= Frogmore, South Carolina =

Unincorporated community in South Carolina, US

Frogmore is an unincorporated community on St. Helena Island in Beaufort County, South Carolina, United States, along U.S. Route 21.

Located halfway between Beaufort and Hunting Island State Park, the Frogmore area is primarily rural but is considered to be the commercial center of St. Helena Island. Frogmore is also the name of a plantation that has been listed on the National Register of Historic Places. The plantation is located off Seaside Road on Frogmore Manor Drive and is significant for its association with Laura Towne and Ellen Murray, the founders of Penn School.

Frogmore is renowned for being home to the Penn School Historic District, known as Penn Center, a National Historic Landmark. Dr. Martin Luther King Jr. studied and lectured at Penn Center during the formative years of his career as a civil rights leader. The museum at Penn Center is a noted cultural attraction and attracts tourists worldwide who are also interested in learning more about this region of the coastal Southeastern United States.

Frogmore Stew, a popular Lowcountry dish originated in the Frogmore community.
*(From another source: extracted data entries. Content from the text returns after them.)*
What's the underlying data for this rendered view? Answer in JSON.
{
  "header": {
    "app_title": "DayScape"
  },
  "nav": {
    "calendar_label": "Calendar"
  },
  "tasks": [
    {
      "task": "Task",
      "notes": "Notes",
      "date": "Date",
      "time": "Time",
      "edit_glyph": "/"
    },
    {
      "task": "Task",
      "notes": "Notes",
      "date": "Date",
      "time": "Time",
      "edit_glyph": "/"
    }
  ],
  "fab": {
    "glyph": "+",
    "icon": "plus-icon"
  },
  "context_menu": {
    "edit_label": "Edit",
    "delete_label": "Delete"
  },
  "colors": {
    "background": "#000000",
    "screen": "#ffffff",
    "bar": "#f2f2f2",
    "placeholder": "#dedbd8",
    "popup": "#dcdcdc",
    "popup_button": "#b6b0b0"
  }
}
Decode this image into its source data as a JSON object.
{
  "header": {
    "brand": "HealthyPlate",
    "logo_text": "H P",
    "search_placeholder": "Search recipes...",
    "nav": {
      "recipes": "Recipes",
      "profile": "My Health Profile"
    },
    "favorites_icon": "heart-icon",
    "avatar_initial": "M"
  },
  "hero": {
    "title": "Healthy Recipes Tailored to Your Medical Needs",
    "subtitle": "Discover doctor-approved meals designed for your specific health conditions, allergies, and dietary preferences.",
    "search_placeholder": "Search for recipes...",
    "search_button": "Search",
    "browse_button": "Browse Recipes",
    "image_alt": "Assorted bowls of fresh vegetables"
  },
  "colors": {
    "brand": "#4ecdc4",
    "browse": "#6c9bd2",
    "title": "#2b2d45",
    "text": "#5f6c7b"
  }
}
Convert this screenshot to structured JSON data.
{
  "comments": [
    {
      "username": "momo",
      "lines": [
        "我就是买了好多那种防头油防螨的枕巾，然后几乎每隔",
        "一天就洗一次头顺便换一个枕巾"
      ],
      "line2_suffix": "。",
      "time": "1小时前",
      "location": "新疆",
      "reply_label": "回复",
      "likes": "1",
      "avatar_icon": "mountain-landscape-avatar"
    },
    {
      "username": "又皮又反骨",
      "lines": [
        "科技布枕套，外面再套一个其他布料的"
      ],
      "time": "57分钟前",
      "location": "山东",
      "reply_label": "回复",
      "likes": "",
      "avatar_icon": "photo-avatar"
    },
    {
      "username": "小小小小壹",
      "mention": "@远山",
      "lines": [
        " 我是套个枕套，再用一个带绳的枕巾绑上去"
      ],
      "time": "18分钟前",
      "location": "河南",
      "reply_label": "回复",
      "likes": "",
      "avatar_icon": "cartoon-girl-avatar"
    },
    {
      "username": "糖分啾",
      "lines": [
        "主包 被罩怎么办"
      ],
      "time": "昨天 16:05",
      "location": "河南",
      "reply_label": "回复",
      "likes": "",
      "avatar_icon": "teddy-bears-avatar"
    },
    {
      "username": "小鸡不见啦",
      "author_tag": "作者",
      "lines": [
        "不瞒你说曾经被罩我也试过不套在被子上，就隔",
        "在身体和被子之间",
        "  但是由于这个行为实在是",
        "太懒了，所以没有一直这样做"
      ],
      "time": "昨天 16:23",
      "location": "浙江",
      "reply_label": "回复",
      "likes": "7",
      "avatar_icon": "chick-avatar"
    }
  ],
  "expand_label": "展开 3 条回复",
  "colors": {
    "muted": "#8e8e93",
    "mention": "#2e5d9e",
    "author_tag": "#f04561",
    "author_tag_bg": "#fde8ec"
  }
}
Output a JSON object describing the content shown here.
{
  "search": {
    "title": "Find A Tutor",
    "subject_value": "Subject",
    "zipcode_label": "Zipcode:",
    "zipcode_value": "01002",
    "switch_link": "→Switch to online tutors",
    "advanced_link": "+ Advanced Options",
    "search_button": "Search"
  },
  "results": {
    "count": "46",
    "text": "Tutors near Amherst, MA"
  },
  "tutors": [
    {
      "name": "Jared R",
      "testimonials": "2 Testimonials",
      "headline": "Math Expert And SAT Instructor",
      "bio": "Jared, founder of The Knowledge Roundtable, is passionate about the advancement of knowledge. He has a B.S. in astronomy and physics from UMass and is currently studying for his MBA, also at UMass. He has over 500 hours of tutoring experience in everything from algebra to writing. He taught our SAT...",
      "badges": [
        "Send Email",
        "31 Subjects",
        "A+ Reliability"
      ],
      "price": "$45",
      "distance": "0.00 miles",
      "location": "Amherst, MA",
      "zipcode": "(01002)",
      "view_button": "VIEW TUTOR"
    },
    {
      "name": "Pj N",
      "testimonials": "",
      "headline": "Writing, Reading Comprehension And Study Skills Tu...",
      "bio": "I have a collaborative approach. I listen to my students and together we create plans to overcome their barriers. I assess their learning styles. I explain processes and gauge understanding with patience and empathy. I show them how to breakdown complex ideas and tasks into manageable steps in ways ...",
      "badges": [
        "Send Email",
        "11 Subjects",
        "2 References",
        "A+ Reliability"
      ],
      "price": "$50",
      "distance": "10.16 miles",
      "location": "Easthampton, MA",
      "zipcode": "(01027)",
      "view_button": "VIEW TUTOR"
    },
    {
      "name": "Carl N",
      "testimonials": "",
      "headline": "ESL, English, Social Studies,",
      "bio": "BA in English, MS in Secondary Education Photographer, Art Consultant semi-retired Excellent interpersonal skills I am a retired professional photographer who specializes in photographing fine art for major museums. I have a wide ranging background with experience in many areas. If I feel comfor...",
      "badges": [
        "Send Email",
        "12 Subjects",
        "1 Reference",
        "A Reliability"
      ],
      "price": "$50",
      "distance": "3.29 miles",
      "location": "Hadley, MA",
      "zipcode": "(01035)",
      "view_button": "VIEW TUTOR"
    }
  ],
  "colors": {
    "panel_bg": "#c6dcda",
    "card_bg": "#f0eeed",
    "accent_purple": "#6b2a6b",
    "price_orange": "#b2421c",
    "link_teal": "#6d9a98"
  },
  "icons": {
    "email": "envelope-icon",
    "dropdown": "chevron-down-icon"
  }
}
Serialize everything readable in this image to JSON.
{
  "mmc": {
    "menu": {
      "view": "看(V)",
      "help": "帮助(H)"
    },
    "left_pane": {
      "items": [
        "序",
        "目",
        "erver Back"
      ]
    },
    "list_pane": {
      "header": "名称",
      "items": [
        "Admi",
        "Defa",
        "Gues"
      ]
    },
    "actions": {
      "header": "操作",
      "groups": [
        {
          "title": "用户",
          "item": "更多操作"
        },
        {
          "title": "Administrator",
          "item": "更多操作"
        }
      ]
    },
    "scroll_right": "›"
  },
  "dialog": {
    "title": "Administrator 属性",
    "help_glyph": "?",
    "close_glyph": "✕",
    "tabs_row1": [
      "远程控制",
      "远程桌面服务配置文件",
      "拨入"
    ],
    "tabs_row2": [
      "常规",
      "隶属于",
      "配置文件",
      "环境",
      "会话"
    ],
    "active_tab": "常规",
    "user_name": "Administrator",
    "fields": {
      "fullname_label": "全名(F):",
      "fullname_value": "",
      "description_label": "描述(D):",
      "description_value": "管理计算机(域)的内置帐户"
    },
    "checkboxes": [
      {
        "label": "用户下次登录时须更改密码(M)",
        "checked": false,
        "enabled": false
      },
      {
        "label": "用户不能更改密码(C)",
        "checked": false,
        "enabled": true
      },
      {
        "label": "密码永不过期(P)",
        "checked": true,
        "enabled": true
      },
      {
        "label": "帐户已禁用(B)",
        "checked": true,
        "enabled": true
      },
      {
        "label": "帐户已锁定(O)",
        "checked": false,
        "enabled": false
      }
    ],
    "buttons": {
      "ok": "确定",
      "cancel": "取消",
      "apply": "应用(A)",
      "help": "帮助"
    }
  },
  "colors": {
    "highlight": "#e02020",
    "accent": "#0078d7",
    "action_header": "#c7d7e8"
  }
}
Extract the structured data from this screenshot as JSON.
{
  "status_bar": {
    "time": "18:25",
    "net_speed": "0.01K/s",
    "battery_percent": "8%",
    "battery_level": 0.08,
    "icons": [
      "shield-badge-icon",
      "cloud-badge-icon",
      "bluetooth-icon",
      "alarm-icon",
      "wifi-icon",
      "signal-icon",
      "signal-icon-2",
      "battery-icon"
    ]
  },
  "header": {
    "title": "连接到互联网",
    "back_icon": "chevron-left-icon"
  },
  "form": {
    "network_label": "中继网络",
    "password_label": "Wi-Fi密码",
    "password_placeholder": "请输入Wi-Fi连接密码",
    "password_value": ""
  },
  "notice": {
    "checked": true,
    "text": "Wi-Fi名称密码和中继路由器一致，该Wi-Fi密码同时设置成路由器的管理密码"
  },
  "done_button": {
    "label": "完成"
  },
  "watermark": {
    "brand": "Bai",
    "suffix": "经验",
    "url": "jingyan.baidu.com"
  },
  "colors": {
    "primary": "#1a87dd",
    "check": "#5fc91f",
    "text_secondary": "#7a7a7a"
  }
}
In addition to Frogmore Plantation and the Penn School Historic District, the Emanuel Alston House, Dr. York Bailey House, Coffin Point Plantation, Coffin Point Plantation Caretaker's House, The Corner Packing Shed, The Corner Store and Office, Eddings Point Community Praise House, Fort Fremont Battery, Fort Fremont Hospital, Edgar Fripp Mausoleum, St. Helena Island Parish Church, Isaac Fripp House Ruins, The Green, Mary Jenkins Community Praise House, Lands End Road Tabby Ruins, The Oaks, Orange Grove Plantation, Pine Island Plantation Complex, Riverside Plantation Tabby Ruins, St. Helena Parish Chapel of Ease Ruins, St. Helenaville Archaeological Site, Sams Plantation Complex Tabby Ruins, Robert Simmons House, and Tombee Plantation are listed on the National Register of Historic Places.